Grupa na dziennikarzy

Jako "dowód", gazeta cytuje anonimowe źródła w DCRI. I jak pisze, z woli Pałacu Elizejskiego powołano nawet specjalną "grupę", złożoną z byłych pracowników służb wywiadowczych, "zdobywającą billingi telefonów stacjonarnych i komórkowych dziennikarzy, którzy są obiektem szpiegowania".

Redakcja "Le Canard Enchaine" utrzymuje, że artykuł jest oparty na wiarygodnych źródłach i nie należy go uznawać za jeden z żartów, których nie brak na łamach tego satyrycznego pisma.

Pałac odrzuca

Pałac Elizejski odpiera zarzuty tygodnika i nazwał oskarżenia "Le Canard Enchaine" "całkowicie niedorzecznymi". Xavier Bertrand, sekretarz generalny prezydenckiej partii Unii na Rzecz Ruchu Ludowego (UMP) skomentował publikację jednym słowem: "banialuki".

Kolejne oskarżenia

Artykuł w "Le Canard Enchaine" jest kolejną publikacją na temat domniemanego szpiegowania mediów na polecenie prezydenta.
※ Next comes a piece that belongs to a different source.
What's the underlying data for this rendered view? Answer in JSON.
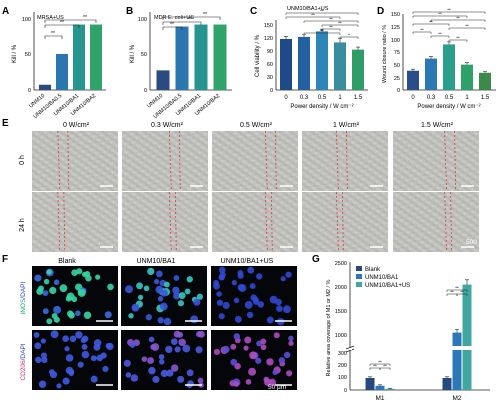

W połowie września dziennik "Le Monde" zarzucił Pałacowi Elizejskiemu, że śledził jednego z dziennikarzy tej gazety, zajmującego się finansowo-polityczną aferą Woerth-Bettencourt, w którą zamieszany jest obecny minister pracy Eric Woerth. Konsekwencją tej sprawy było zwolnienie ze stanowiska "zdemaskowanego" przez służby wysokiego urzędnika w ministerstwie sprawiedliwości, który informował "Le Monde", zastrzegając sobie anonimowość.

Kontrwywiad ostatecznie przyznał, że śledził dziennikarza "Le Monde", choć zaprzeczył, by dostał takie polecenie z Pałacu Elizejskiego.